Things we learn from SeattlePI reporter Stephen Cohen’s article “comparing the proposals” for a new or renovated Seattle arena:
- “Barring a major political shakeup in the next few months, Mayor Ed Murray is going to adopt one of the KeyArena redevelopment plans,” not Chris Hansen’s longer-simmering LoDo plan.
- Since the city owns KeyArena, it won’t have to wait on Hansen to build anything, and also won’t have to muck around with the Port of Seattle on closing streets, which is what tripped up Hansen’s plan when it seemed on the brink of approval last year.
- Neither Cohen nor the PI’s copy editors knows the difference between “loathe to” and “loath to.”
Things we don’t learn:
- Anything at all comparing the two KeyArena proposals by Oak View Group and AEG, which was supposed to be the point of the article, unless the headline writer got as confused as the copy editor.
- Anything at all about how the KeyArena plans would be paid for.
Fortunately, SBNation’s Sonics Rising blog this week ran a long analysis of the Oak View Group proposal, which notes that though “the financial information section of the proposal was redacted from public consumption” (seriously?), OVG wants to “repurpose some of the tax revenue collected each year on admissions, retail sales, parking, and the leasehold excise taxes they would pay in lieu of property taxes for use of a private building on public lands.” That’s more specific than the “identify a mechanism for reinvestment of new revenue streams back into the project” that OVG listed in its initial pitch, and, as Sonics Rising notes, could amount to a significant public subsidy, though it’s hard to say exactly how much. When Hansen was seeking similar tax kickbacks, just the admissions, property and sales taxes added up to $90 million, so it’s a fair bet we’re talking that same price range here.
Given that AEG’s plan similarly calls for using “revenues that would not exist but for the renovations proposed for the Seattle Coliseum,” neither KeyArena proposal exactly meets the “no public money” pledge that Seattle officials said they were seeking.

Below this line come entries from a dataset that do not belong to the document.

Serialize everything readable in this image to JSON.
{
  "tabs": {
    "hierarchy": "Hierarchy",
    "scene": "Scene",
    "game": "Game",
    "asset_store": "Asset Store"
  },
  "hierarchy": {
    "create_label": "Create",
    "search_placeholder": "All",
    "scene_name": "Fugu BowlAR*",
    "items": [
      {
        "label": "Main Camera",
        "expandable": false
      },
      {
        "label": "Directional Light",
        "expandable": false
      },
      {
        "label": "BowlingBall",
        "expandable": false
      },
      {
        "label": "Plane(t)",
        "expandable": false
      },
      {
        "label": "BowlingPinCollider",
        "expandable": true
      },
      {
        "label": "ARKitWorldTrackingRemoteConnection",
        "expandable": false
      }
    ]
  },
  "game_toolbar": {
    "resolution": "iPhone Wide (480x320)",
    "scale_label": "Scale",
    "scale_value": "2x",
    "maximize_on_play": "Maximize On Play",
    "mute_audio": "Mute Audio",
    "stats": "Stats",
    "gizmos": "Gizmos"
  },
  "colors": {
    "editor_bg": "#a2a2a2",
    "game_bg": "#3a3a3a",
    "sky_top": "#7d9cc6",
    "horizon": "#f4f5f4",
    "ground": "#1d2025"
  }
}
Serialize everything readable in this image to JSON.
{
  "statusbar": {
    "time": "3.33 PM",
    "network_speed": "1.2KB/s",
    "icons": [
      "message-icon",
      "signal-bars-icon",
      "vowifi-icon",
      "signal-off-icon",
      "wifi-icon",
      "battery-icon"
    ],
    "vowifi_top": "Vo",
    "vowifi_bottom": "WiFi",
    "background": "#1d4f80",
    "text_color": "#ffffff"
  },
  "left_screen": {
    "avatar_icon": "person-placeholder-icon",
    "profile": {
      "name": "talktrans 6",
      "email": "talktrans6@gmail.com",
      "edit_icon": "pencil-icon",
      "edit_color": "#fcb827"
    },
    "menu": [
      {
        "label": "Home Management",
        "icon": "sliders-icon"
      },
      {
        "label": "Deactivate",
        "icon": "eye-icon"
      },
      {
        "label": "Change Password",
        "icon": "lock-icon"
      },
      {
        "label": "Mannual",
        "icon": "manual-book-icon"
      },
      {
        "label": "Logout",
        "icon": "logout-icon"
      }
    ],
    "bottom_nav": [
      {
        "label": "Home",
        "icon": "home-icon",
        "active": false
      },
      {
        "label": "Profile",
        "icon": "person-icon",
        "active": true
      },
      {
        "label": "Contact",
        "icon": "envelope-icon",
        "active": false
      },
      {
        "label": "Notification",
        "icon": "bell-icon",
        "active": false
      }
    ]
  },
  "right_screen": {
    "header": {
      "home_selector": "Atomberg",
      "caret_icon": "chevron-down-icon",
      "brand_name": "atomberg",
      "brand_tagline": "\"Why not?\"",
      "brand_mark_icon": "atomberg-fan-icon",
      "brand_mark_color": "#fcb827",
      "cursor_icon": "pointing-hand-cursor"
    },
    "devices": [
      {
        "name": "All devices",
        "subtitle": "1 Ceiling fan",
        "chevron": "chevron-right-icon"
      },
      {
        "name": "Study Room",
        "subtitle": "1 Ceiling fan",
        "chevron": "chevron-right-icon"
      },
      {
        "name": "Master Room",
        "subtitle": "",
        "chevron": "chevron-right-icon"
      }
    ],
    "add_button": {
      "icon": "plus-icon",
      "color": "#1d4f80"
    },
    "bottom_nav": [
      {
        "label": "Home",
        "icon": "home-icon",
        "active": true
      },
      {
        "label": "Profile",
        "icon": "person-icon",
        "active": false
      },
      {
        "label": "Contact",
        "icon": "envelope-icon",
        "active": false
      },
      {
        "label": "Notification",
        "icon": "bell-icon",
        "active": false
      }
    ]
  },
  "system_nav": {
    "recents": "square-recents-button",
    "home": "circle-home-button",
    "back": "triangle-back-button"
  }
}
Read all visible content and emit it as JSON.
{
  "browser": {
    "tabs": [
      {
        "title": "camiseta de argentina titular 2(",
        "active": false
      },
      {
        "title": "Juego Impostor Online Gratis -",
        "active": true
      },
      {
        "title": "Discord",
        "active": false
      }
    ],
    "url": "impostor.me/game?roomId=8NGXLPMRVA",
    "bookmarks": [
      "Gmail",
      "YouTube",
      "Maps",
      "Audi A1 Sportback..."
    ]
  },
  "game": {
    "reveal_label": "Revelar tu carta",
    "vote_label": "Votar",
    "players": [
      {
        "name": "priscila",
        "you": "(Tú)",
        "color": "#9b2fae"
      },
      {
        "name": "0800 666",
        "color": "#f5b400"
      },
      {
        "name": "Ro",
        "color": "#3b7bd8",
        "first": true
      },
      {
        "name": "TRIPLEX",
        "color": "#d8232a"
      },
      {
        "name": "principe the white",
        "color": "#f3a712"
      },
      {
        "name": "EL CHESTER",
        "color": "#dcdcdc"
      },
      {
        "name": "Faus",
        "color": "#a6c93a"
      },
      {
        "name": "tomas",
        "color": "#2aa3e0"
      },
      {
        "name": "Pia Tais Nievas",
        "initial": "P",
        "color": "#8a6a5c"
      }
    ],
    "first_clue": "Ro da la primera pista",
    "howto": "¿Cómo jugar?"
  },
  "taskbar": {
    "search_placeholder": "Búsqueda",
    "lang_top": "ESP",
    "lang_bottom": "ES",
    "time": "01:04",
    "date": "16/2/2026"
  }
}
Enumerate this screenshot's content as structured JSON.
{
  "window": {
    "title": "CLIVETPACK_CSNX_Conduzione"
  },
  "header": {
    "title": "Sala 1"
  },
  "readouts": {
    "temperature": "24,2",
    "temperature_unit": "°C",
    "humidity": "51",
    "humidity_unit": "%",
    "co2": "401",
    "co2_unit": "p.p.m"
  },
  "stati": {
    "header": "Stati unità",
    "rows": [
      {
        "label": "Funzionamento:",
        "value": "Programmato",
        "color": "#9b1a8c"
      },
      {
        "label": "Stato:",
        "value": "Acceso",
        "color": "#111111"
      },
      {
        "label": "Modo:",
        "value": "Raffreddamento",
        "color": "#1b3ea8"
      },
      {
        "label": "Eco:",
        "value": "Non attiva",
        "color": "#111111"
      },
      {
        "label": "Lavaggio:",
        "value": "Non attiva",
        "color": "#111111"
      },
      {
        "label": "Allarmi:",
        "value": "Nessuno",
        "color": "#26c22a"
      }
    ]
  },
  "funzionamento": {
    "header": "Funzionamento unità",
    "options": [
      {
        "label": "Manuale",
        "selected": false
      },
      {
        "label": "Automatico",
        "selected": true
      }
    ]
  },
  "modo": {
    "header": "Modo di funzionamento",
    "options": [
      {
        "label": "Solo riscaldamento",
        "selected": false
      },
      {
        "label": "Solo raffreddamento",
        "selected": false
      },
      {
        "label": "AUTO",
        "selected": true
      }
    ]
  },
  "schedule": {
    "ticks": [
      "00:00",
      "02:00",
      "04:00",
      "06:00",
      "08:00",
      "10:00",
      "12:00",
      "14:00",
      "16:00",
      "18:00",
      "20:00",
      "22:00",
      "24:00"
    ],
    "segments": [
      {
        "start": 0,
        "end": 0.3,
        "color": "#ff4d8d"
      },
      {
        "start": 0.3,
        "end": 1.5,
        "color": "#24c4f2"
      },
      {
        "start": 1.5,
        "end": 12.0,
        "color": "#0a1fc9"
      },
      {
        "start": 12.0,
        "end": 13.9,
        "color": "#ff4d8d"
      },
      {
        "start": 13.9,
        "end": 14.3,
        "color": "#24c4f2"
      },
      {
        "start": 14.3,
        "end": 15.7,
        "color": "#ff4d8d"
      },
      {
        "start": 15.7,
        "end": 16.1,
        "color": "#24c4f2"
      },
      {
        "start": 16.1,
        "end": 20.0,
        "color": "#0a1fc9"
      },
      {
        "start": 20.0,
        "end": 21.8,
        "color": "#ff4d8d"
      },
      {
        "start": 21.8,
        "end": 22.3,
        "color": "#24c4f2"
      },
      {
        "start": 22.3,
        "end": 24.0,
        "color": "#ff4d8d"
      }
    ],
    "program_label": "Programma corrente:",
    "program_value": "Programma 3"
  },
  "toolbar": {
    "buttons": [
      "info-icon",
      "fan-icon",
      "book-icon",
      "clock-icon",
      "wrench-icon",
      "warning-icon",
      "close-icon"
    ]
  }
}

Of course, neither does Hansen’s, but it still seems a little rash to be committing to a KeyArena plan before running the numbers on how the public subsidy would compare to Hansen’s proposal. (Or how the numbers would compare to not doing any arena building at all, for that matter.) Seattle was looking for a minute there like it was going to do a bang-up job of playing off competing arena developers against each other — if they end up throwing $100 million at a renovation plan just because it’ll make local political interests happy, that won’t be the worst arena deal ever negotiated, but it will be pretty disappointing in a grasping defeat from the jaws of victory kind of way.